Approaching Large Computational Projects

June 1, 2020

How to Approach a Large Computational Research Project

Below are some general strategies and tips for approaching the design of large computational data analysis project. These strategies are by no means standards of what you should do, rather, suggestions. Every project, person, and team is different for approaching a computational project, so feel free to judge for yourself if these do or do not work for you. Below is the culmination of my experiences and those suggestions that came up during a discussion in the Eisen Lab Coding Club Discussion on May 26, 2020.

How I think of Designing a workflow

Below is a Figure from a paper I wrote with Sara Stoudt and Valeri Vasquez at the Berkeley Institute of Data Science (releasing soon!). This figure illustrates how I see data analysis really occurring in academic data science. You go iterate through phases that are defined by who your audience is for your analysis code. At any phase you can develop research products. The whole workflow and even the design of the workflow constitutes research.

Workflow vs Pipeline Terminology:

General Computational Project Workflow Tips

Outline what you want to accomplish. Write that out in plain English. Diagram out if possible!
Some examples from my projects:
- MS2
- TFBS Presence
Spend the time to survey on how people approach the problem! Give yourself time to really explore what tools are out there.
- Google Everything
- Ask People Around You
- Peak into paper methods, especially those that have a Github repo. Most papers aren’t packaged well enough to actually reproduce their work, but they can be helpful.
Reduce your dataset to something small and can be handled on your computer.
- Learn how to randomly sample your dataset to make a subset.
- Or deal with one file at a time.
- Don’t spend time dealing with the challenges of looping through many files or dealing with memory issues until the end.
Design a pipeline by trying to solve all your goals as shitty as possible
- All computational projects deal with inputs and outputs of data, so it is best to have a concrete example of what these are instead of spending time trying predict. You will never guess what sort of weird data configurations you will need from the start. This often comes up when you have to use a specific tool/library/package that only works with a specific data type.
- Make notes on what aspects are shitty in the pipeline while working through. Those notes will become the next steps of your work AFTER the pipeline is finished.
- Once the shitty pipeline is finished, its easier to split up the project for others to work on. Each person can be assigned an aspect of the pipeline without affecting others work.
- Trying to get through the pipeline as quickly as possible decreases scope creep. Keep your main goals of the project at the forefront of your mind and resist the urge to go down interesting wormholes (unless you know they will teach you a valuable skill!).
Take lots of notes
- Especially when learning. Make entire notebooks that are for only learning a technique to explore.
  - ex: Exploring finding dots
Realize that the time it takes to organize your files, design your pipeline, learn new skills, and take detailed notes is part of your job. Give yourself time for these aspects. The end result is not just a research paper. You can even wrap up this work into more intermediate products such as tutorials, Data Management Plans, Blog Posts, and published intermediate datasets. Balance how your research products serve your career.
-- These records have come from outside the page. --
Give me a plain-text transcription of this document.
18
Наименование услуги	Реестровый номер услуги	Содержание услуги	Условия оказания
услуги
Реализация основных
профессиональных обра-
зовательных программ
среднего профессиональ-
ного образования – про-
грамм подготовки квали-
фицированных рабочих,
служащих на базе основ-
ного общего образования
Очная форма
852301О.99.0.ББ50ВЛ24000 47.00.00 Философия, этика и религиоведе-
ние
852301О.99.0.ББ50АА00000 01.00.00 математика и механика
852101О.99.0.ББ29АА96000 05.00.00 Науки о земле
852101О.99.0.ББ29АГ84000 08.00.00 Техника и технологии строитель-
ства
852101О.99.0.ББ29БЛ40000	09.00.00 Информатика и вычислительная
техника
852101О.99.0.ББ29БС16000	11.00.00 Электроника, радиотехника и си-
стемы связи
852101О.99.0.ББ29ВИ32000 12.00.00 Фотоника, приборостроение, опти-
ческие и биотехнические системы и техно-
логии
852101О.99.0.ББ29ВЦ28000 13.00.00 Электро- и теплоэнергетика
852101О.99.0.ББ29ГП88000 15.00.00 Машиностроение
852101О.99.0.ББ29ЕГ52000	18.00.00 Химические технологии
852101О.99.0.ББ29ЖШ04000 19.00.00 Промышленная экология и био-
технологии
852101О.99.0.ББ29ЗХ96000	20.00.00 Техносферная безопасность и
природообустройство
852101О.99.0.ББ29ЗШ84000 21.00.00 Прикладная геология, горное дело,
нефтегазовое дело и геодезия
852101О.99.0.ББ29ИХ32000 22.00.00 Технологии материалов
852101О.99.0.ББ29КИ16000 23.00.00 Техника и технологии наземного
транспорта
Image Analysis Workflow Tips

Overly simplified Image Analysis steps:

Input image and explore
Reduce noise and Segment a Feature (back and forth)
Analyze

Tips

Images are very visual - take advantage of this. Find the best ways to look through your work easily. Make sliders (see Marc’s tutorial). Ask questions of your images and get a feel for all the slices before you start analyzing. Figure out ways to ask these questions programatically (with code).
Become comfortable with the many dimensions of your data. There are many dimensions to 4D data (X, Y, Z, time) and in the case of confocal microscope videos, your data has an addition dimension - channels! When beginning to explore this data, learn to look at each dimension in pieces. For example, find the first time point of the first channel and just look through each image. Do this at each time point to you get a firm idea of what is in the data. Do this in multiple ways. Ask questions of the data, write these questions down. Record your concerns.
Visualize everything at every step and keep notes. Visualize the image, but also visualize more abstract questions with plots. Display intermediates. For example, you will setting the parameters of image analysis algorithm parameters often. Learn to visualize how your image changes depending on the parameter you set. Don’t just delete all the code and visualizations that helped you choose the parameter. Leave in the notebook with notes on why you choose a particular parameter.
Its okay to play with the images, develop a prototype pipeline, or even do the whole pipeline in Fuji. Depending on your project or skill level, attempting to do image analysis in Python is overwhelming. There are advantages to using a Python (automation, reproducibility, learning more in depth characteristics of you data and how to code), but really, if you have no interest, doesn’t help your career, and get can to your results without it - do it. But, you should try, just from experience, I hated to code when I started graduate school and it took over two years to actually learn that I enjoy it. Now I’m obsessed and it opened so many more doors career wise than any other skill I learned over the past 15 years.